Subjective selection criteria also inevitably favor the affluent and connected—as a comptroller’s audit of the screened-school admissions process revealed. The study found that most of the schools examined did not follow their stated selection criteria and could not explain the criteria that they actually did use. SHSAT opponents argue that elite colleges use a subjective admissions process rather than relying on a single test. But strong evidence exists suggesting that this process results in “Asian quotas” at the top colleges, reminiscent of those once imposed on Jews. As Northwestern’s Asian-American studies director put it in a 2012 New York Times op-ed, after noting that whites were three times as likely as Asians with the same scores to be admitted to elite colleges: “Sound familiar? In the 1920s, as high-achieving Jews began to compete with WASP prep schoolers, Ivy League schools started asking about family background and sought vague qualities like ‘character’ . . . and ‘leadership’ to cap Jewish enrollment.”

There is also a big difference between evaluating 17-year-old college applicants and 13-year-old high school applicants. The younger candidates have had far less opportunity to distinguish themselves on such vague qualities as “character” and “leadership.” A selection process based on these intangibles can easily fall prey to arbitrariness, prejudice, and parental gamesmanship.

Critics of the SHSAT will reply that something must be done about declining black and Hispanic enrollment at the specialized high schools.

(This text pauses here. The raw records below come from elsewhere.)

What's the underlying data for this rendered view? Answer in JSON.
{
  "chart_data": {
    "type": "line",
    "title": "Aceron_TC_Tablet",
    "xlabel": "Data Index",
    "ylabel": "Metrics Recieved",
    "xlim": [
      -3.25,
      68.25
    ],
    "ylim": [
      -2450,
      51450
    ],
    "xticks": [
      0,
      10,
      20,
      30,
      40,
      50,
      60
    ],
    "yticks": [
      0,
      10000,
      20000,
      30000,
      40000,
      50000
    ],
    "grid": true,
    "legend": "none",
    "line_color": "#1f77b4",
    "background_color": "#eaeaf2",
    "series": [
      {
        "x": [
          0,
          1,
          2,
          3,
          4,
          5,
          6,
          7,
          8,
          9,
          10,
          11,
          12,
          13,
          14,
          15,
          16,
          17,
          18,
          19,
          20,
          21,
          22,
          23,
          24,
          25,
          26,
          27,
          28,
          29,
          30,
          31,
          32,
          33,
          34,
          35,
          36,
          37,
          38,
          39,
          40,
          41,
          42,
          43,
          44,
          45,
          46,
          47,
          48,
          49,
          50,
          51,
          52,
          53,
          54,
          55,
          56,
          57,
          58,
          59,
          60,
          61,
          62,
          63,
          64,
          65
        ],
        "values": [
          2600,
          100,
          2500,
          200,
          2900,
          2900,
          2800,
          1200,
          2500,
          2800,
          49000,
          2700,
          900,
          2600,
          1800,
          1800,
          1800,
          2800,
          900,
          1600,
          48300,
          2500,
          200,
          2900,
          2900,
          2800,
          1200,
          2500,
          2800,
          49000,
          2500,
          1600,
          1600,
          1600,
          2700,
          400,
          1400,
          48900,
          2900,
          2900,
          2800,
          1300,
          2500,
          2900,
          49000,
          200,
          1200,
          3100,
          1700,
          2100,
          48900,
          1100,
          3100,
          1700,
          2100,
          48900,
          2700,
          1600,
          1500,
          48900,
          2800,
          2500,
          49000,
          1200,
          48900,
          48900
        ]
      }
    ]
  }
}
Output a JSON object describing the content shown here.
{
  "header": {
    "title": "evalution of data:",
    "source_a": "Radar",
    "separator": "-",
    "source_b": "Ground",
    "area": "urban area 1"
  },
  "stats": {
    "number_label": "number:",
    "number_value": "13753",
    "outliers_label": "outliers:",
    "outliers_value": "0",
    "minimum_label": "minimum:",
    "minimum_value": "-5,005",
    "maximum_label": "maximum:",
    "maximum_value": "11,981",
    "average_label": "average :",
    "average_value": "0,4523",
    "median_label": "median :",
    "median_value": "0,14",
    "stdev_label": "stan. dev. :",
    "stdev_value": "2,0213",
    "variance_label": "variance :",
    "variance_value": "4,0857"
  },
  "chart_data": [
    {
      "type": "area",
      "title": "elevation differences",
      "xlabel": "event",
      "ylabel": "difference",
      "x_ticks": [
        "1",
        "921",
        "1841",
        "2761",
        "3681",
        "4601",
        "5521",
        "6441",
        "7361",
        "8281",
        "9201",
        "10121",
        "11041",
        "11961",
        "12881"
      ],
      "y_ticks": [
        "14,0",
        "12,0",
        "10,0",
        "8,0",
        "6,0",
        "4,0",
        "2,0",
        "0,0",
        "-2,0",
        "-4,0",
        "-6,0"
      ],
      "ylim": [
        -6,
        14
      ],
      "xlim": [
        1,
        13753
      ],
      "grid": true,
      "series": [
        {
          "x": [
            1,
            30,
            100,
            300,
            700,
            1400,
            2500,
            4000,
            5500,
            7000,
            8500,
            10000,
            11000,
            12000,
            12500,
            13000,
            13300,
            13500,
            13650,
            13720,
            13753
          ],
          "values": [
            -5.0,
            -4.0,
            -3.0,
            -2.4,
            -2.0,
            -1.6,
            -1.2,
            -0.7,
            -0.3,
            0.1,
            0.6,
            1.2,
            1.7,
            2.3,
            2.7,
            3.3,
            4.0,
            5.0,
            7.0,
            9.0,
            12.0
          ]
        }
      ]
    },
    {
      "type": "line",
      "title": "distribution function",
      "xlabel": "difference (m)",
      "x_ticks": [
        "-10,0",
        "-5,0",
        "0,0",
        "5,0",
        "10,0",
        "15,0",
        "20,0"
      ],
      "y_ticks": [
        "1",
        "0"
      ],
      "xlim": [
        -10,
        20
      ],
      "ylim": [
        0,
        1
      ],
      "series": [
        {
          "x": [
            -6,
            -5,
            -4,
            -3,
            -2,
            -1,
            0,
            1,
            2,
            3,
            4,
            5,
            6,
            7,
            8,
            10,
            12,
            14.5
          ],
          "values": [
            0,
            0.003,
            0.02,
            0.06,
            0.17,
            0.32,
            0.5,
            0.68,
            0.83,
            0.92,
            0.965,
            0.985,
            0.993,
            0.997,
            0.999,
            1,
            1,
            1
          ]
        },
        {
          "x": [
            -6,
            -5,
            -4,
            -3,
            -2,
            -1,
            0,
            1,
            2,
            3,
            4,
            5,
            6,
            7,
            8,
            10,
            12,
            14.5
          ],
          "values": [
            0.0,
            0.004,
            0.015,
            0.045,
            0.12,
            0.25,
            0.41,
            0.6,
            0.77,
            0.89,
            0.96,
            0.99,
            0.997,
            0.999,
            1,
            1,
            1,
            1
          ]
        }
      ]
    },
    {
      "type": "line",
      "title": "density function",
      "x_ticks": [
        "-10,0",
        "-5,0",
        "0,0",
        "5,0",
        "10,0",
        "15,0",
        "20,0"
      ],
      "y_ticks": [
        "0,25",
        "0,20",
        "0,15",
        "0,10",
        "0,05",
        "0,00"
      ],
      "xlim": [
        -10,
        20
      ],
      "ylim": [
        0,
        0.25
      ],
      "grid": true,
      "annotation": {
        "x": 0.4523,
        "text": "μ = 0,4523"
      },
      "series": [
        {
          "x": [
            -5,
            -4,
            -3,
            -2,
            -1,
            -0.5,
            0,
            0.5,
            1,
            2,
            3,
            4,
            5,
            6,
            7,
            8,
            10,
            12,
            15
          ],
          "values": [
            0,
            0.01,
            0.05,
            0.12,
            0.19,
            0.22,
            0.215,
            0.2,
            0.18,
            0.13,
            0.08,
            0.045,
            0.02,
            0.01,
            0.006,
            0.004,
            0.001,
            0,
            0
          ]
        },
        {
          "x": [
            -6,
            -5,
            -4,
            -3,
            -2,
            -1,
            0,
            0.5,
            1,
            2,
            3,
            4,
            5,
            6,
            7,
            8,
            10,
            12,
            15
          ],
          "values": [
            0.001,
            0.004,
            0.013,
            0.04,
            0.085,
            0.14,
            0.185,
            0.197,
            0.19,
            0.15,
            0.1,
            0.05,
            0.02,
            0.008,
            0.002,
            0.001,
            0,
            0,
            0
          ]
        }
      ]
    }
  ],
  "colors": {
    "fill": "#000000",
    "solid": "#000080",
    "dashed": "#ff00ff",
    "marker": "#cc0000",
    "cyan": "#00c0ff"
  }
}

The answer, however, can never be to lower objective standards. Doing so hurts everyone, including minority students. For all its other faults, Acorn was on the right track in 1997 when it wrote that the “question is not whether the entrance exam is unfair” but why minority students in the city school system “are so unprepared to take it.” The LDF and other progressive advocates have gone off course when they declare that “more test prep is not the answer” and dismiss spending long hours “furiously studying” as “wrongheaded” and futile. Adopting this cynical approach would do no favors for black and Latino children, while opening the door to discrimination against Asian kids like Ting. It is not the specialized schools’ emphasis on merit, but rather the advocates’ defeatist worldview that is truly—and tragically—wrongheaded.